IBM Indonesia memprediksi bahwa penggunaan Small Language Model (SLM) dalam kecerdasan buatan (AI) akan menjadi tren di berbagai industri. Model AI ini dianggap lebih efisien dan hemat dibandingkan dengan Large Language Model (LLM), sehingga menarik minat banyak perusahaan yang ingin mengadopsi AI dengan biaya lebih rendah.
Presiden Direktur PT IBM Indonesia, Roy Kosasih, menjelaskan bahwa SLM lebih kecil dan efisien dibandingkan LLM, membuatnya lebih cocok untuk aplikasi yang membutuhkan latensi rendah atau dijalankan di lingkungan dengan keterbatasan sumber daya, seperti perangkat Internet of Things (IoT), perangkat edge, atau sistem lokal.
“Karena dengan mengoperasikan sistem atau pengolahan AI berbasis Small Language Model atau fit for purpose model, biaya operasionalnya menjadi jauh lebih murah. Sehingga, perusahaan bisa meningkatkan keuntungan,” ujar Roy dalam acara IBM Ramadan Gathering di Jakarta, Rabu (12/3/2025).
Lebih lanjut, Roy menjelaskan bahwa berbeda dengan LLM yang membutuhkan infrastruktur tinggi dan perangkat keras canggih seperti Graphics Processing Unit (GPU), model SLM tidak memerlukan peralatan sekompleks itu. “Dengan model yang sekarang ini, fit for purpose itu enggak membutuhkan GPU yang begitu canggih. Enggak perlu membutuhkan equipment yang begitu besar,” katanya.
Selain lebih hemat biaya, SLM juga dinilai lebih ramah energi karena tidak membutuhkan daya komputasi yang besar. “Dengan menggunakan satu fit for purpose model atau Small Language Model ini, berarti dia enggak membutuhkan energi yang banyak,” jelasnya.

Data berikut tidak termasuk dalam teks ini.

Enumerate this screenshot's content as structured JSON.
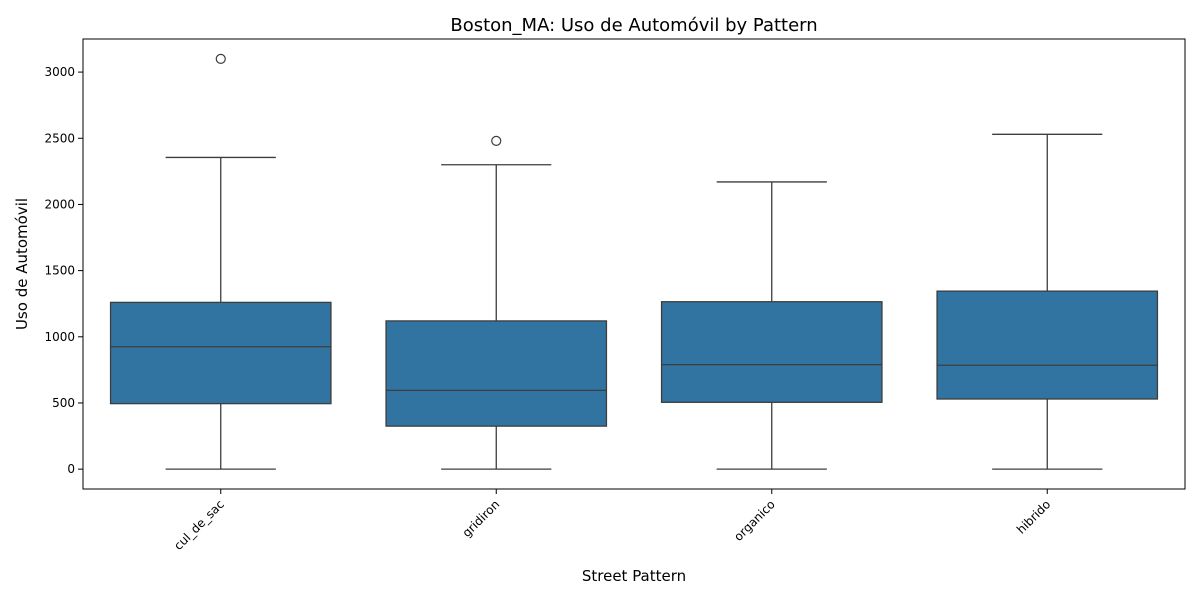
{
  "chart_data": {
    "type": "box",
    "title": "Boston_MA: Uso de Automóvil by Pattern",
    "xlabel": "Street Pattern",
    "ylabel": "Uso de Automóvil",
    "ylim": [
      -150,
      3250
    ],
    "yticks": [
      0,
      500,
      1000,
      1500,
      2000,
      2500,
      3000
    ],
    "grid": false,
    "legend": "none",
    "categories": [
      "cul_de_sac",
      "gridiron",
      "organico",
      "hibrido"
    ],
    "boxes": [
      {
        "category": "cul_de_sac",
        "whisker_low": 0,
        "q1": 495,
        "median": 925,
        "q3": 1260,
        "whisker_high": 2355,
        "outliers": [
          3100
        ]
      },
      {
        "category": "gridiron",
        "whisker_low": 0,
        "q1": 325,
        "median": 595,
        "q3": 1120,
        "whisker_high": 2300,
        "outliers": [
          2480
        ]
      },
      {
        "category": "organico",
        "whisker_low": 0,
        "q1": 505,
        "median": 790,
        "q3": 1265,
        "whisker_high": 2170,
        "outliers": []
      },
      {
        "category": "hibrido",
        "whisker_low": 0,
        "q1": 530,
        "median": 785,
        "q3": 1345,
        "whisker_high": 2530,
        "outliers": []
      }
    ],
    "colors": {
      "box_fill": "#3274a1",
      "line": "#3d3d3d",
      "axis": "#000000"
    }
  }
}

Perbankan Jadi Sektor Terdepan dalam Adopsi AI
IBM mencatat bahwa sektor perbankan menjadi industri yang paling banyak mengadopsi AI, terutama dalam meningkatkan efisiensi dan efektivitas operasional. Salah satu penerapan AI di sektor ini adalah pada analisis skor kredit (credit scoring).
“Di bidang pemasaran perbankan, ketika mereka ingin menawarkan suatu produk keuangan, mereka akan melihat riwayat calon peminjam. Sebelum AI, mereka hanya mendasarkan analisis pada histori lama, tetapi sekarang data diperbarui secara real-time, sehingga keputusan kredit menjadi lebih akurat,” terang Roy.
Selain itu, AI juga digunakan dalam analisis sejarah kontrak kredit dengan perusahaan tertentu. “Dengan kata lain, ini adalah legal assistance dan document search yang jauh lebih cepat dan akurat. Dua aspek ini menjadi yang paling banyak penerapan AI-nya di industri perbankan,” tambahnya.
Sektor Ritel Menyusul dalam Pemanfaatan AI
Setelah perbankan, sektor ritel menjadi industri kedua yang aktif dalam pemanfaatan AI, khususnya e-commerce. Teknologi ini digunakan untuk menganalisis tren belanja konsumen dan mengoptimalkan rekomendasi produk.
“Anda lebih banyak belanja apa, misalnya kosmetik. Apakah belanjanya di akhir bulan setelah gajian atau di pertengahan bulan untuk keperluan lain? AI bisa menangkap pola tersebut. Bahkan ketika Anda berbincang soal produk di aplikasi pesan seperti WhatsApp, e-commerce bisa memanfaatkan data itu untuk menawarkan produk yang relevan,” ujar Roy.
Dengan perkembangan AI yang semakin pesat, IBM menekankan pentingnya adopsi model yang lebih terbuka, transparan, dan hemat biaya seperti SLM. Perusahaan berharap model ini dapat membantu industri di Indonesia dalam mengoptimalkan teknologi AI secara lebih efisien dan tepat guna.